The first settler in the area arrived around 1702, McEneaney said, having purchased 7,500 acres from the colonial government. He built his farmhouse along Wassaic Creek within the Oblong area, the disputed land between Connecticut and New York State.

Around 1740, two Mohican native Americans living in cabins in Shekomeko were converted by a Moravian missionary, Christian Henry Rauch, from Bethlehem, Pennsylvania. The Mohicans had traveled to New York City attempting to settle land disputes and met Rauch, inviting him to visit them in Shekomeko. Before long, they were converted to Christianity.

The influence of Christianity continued to underpin area life.

A religious society was formed in 1742 by the Smith family who owned the surrounding farmland and determined that the society should become a community, likely within the Presbyterian tradition because the Smith family originated in Wales.

That society within The Smithfield Church has remained an entity for 282 years and continues to meet annually on the last Sunday in January.

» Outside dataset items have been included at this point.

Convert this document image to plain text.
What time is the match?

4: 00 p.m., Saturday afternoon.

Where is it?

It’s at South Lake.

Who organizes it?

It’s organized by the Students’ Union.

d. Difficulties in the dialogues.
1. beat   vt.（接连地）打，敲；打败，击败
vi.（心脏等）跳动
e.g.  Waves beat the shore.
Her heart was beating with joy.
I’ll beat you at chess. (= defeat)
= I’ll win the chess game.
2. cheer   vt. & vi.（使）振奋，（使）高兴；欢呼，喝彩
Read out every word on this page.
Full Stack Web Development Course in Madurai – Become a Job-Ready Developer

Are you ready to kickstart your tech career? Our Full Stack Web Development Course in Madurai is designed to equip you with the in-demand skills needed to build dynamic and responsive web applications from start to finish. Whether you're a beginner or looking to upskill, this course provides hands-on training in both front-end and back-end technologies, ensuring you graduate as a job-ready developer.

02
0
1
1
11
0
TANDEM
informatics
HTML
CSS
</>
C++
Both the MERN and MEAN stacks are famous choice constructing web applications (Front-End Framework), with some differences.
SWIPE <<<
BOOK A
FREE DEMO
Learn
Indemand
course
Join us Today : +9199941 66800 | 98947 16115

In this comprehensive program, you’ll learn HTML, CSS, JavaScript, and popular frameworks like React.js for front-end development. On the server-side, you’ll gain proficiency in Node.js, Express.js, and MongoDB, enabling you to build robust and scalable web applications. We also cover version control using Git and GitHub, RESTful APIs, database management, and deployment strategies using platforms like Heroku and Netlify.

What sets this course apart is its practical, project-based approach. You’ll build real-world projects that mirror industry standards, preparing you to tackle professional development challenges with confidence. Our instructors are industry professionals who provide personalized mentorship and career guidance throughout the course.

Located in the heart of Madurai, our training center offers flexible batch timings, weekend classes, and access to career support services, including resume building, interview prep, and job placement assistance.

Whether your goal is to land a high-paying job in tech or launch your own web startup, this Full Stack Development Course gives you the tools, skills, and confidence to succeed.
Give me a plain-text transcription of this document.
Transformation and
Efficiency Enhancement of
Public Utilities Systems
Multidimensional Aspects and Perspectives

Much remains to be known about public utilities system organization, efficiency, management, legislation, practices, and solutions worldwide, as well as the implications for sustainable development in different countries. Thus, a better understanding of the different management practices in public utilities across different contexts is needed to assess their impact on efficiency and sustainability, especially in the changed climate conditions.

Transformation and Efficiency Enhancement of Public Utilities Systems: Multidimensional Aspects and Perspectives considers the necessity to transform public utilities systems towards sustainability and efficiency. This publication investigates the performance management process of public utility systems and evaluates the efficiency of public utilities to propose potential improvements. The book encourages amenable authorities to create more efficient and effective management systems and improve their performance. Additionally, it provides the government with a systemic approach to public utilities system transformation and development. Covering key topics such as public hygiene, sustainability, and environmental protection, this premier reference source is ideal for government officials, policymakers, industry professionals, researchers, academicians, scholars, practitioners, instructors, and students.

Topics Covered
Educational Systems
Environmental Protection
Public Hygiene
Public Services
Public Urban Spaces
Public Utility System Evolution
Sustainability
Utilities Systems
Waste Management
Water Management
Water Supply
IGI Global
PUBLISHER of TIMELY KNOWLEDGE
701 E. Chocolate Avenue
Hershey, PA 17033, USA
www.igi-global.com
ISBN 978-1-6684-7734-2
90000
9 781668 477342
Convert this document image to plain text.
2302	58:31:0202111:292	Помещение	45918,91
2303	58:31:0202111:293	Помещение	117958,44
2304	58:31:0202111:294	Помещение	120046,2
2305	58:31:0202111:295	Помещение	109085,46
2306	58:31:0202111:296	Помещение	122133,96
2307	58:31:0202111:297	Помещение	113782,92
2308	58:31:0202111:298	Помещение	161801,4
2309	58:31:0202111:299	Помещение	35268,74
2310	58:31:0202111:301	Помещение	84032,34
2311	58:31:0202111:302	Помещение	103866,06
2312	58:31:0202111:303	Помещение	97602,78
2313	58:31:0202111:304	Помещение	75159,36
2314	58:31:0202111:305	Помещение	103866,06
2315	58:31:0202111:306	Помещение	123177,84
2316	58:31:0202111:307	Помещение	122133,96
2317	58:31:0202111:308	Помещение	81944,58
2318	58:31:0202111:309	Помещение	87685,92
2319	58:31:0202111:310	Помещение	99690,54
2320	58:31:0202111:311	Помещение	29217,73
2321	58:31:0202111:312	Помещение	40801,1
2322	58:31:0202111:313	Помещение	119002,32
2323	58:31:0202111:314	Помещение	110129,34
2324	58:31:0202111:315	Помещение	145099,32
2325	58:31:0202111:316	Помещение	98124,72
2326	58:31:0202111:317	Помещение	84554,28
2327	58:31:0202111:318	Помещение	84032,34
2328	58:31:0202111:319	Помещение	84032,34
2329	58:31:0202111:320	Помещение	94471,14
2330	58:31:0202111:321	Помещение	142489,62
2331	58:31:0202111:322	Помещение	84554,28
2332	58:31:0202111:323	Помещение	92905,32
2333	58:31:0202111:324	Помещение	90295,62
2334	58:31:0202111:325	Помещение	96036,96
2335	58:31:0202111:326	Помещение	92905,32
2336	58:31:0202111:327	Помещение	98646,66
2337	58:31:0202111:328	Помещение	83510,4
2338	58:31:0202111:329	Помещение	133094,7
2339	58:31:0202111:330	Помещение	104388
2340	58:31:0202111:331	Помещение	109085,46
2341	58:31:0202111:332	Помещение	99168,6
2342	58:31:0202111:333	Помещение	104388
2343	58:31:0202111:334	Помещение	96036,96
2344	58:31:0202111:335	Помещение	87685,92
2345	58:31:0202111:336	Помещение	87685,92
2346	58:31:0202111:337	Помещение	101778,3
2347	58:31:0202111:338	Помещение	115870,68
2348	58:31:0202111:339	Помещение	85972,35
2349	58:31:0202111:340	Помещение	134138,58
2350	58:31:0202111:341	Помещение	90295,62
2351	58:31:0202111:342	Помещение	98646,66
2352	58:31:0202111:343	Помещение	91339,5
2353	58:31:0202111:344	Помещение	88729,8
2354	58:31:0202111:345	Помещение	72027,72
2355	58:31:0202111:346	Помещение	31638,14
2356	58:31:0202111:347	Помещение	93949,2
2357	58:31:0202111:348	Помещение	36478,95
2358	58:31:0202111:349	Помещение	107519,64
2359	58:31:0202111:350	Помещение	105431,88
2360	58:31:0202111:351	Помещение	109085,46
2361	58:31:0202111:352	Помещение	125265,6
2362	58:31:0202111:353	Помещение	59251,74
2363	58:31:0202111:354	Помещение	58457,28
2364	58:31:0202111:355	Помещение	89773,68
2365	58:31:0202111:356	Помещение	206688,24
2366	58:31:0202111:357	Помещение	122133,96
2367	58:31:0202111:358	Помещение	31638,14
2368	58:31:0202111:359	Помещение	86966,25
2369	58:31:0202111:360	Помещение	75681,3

Architect of record for the church’s restoration, Darlene Riemer, spoke of the building designed by noted nineteenth-century architect Nathaniel Lockwood, favoring Greek Revival style.

“Greek Revival is my favorite architectural style,” Riemer said, describing the perfection of the Greek “Golden Section” ratio that brings a sense of quiet, along with perfect acoustics under a 20-foot ceiling from which hangs the original whale oil chandelier.

Pointing to the original Moravian Red shade of interior wall paint, Riemer noted that the red suggests nobility, while the accompanying yellow ochre implies the ordinary. The black band striped near the ceiling was originally liquid mercury that turns black with age, but now the black band is simply black paint.

The dentals, made of plaster, are precisely spaced by the width of two fingers, Riemer said.

The whale oil chandelier would be lowered by rope for refilling and soot removal, as the burning of whale oil produced considerable soot. The rope was moored in the attic space, Riemer said. Once the chandelier was electrified in the 20th century, the rope was permanently secured in the attic by filling a Coon Brothers Farm milk can with cement. That system remains, Riemer said.

Presenting a brief history of the Smithfield Cemetery across the street from the church, Robert Riemer said that the cemetery began as the Smith family burial ground, measuring two acres with stone wall on two sides.

The cemetery now measures four acres, with New York State regulations allowing three burials in each plot, but two of them need to be cremations.

Riemer said that he and Darlene first came to Amenia in 1957, having purchased 5 acres for $5,000 to build their home, expecting to stay only five years. They have now resided on that land for nearly 70 years.